Ser Zheng, Sobota Radoslaw M
Functional Proteomics Laboratory, SingMass National Laboratory, Institute of Molecular and Cell Biology, Agency for Science, Technology and Research (A*STAR), Singapore, Singapore.
Institute of Molecular and Cell Biology, Agency for Science, Technology and Research (A*STAR), Singapore, Singapore.
Proteomics. 2025 Feb;25(3):e2400147. doi: 10.1002/pmic.202400147. Epub 2024 Nov 7.

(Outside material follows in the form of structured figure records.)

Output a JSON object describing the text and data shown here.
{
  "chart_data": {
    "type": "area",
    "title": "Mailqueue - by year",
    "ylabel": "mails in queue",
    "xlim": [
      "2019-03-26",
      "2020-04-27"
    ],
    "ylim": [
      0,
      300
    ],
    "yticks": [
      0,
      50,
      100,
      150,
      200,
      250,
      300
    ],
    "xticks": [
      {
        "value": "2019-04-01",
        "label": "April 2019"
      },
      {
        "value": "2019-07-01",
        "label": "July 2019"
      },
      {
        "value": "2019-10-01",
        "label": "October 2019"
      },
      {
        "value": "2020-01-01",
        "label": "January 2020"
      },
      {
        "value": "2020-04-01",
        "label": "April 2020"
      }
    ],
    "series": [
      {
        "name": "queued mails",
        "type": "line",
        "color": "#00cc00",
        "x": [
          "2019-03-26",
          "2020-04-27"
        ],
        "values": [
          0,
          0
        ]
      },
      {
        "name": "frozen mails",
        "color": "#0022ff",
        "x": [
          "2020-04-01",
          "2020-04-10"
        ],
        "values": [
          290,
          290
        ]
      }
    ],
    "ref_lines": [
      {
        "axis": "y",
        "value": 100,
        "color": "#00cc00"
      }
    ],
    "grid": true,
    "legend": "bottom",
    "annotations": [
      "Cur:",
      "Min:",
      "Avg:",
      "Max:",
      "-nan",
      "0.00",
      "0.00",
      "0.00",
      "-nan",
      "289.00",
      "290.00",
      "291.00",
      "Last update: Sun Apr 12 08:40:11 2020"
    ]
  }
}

Drug protein-target identification in past decades required screening compound libraries against known proteins to determine drugs binding to specific protein. Protein targets used in drug-target screening were selected predominantly used laborious genetic manipulation assays. In 2013, a team led by Pär Nordlund from Karolinska Institutet (Stockholm, Sweden) developed Cellular Thermal Shift Assay (CETSA), a method which, for the first time, enabled the possibility of drug protein-target identification in the complex cellular proteome. High throughput, quantitative mass spectrometry (MS) proteomics appeared as a compatible analytical method of choice to complement CETSA, aka Thermal Protein Profiling assay (TPP). Since the seminal CETSA-MS/ TPP-MS publications, different protein-target deconvolution strategies emerged including Proteome Integral Solubility Alteration (PISA). The work of Emery-Corbin et al. (Proteomics 2024, 2300644), titled Proteome Integral Solubility Alteration via label-free DIA approach (PISA-DIA), introduces Data-Independent Acquisition (DIA) as a quantification method, opening new avenues in drug target-deconvolution field. Application of DIA for target deconvolution offers attractive alternative to widely used data dependent methodology.
在过去几十年中,药物蛋白靶点的鉴定需要针对已知蛋白质筛选化合物库,以确定与特定蛋白质结合的药物。药物靶点筛选中使用的蛋白质靶点主要是通过费力的基因操作分析来选择的。2013年,由瑞典斯德哥尔摩卡罗林斯卡学院的帕尔·诺德伦德领导的一个团队开发了细胞热位移分析(CETSA),这是一种首次能够在复杂细胞蛋白质组中鉴定药物蛋白靶点的方法。高通量定量质谱(MS)蛋白质组学作为一种兼容的分析方法出现,以补充CETSA,即热蛋白质谱分析(TPP)。自从开创性的CETSA-MS/TPP-MS发表以来,出现了不同的蛋白质靶点反卷积策略,包括蛋白质组整体溶解度改变(PISA)。埃默里 - 科尔宾等人(《蛋白质组学》2024年,2300644)题为“通过无标记DIA方法进行蛋白质组整体溶解度改变(PISA-DIA)”的工作引入了数据非依赖采集(DIA)作为一种定量方法,为药物靶点反卷积领域开辟了新途径。将DIA应用于靶点反卷积为广泛使用的数据依赖方法提供了有吸引力的替代方案。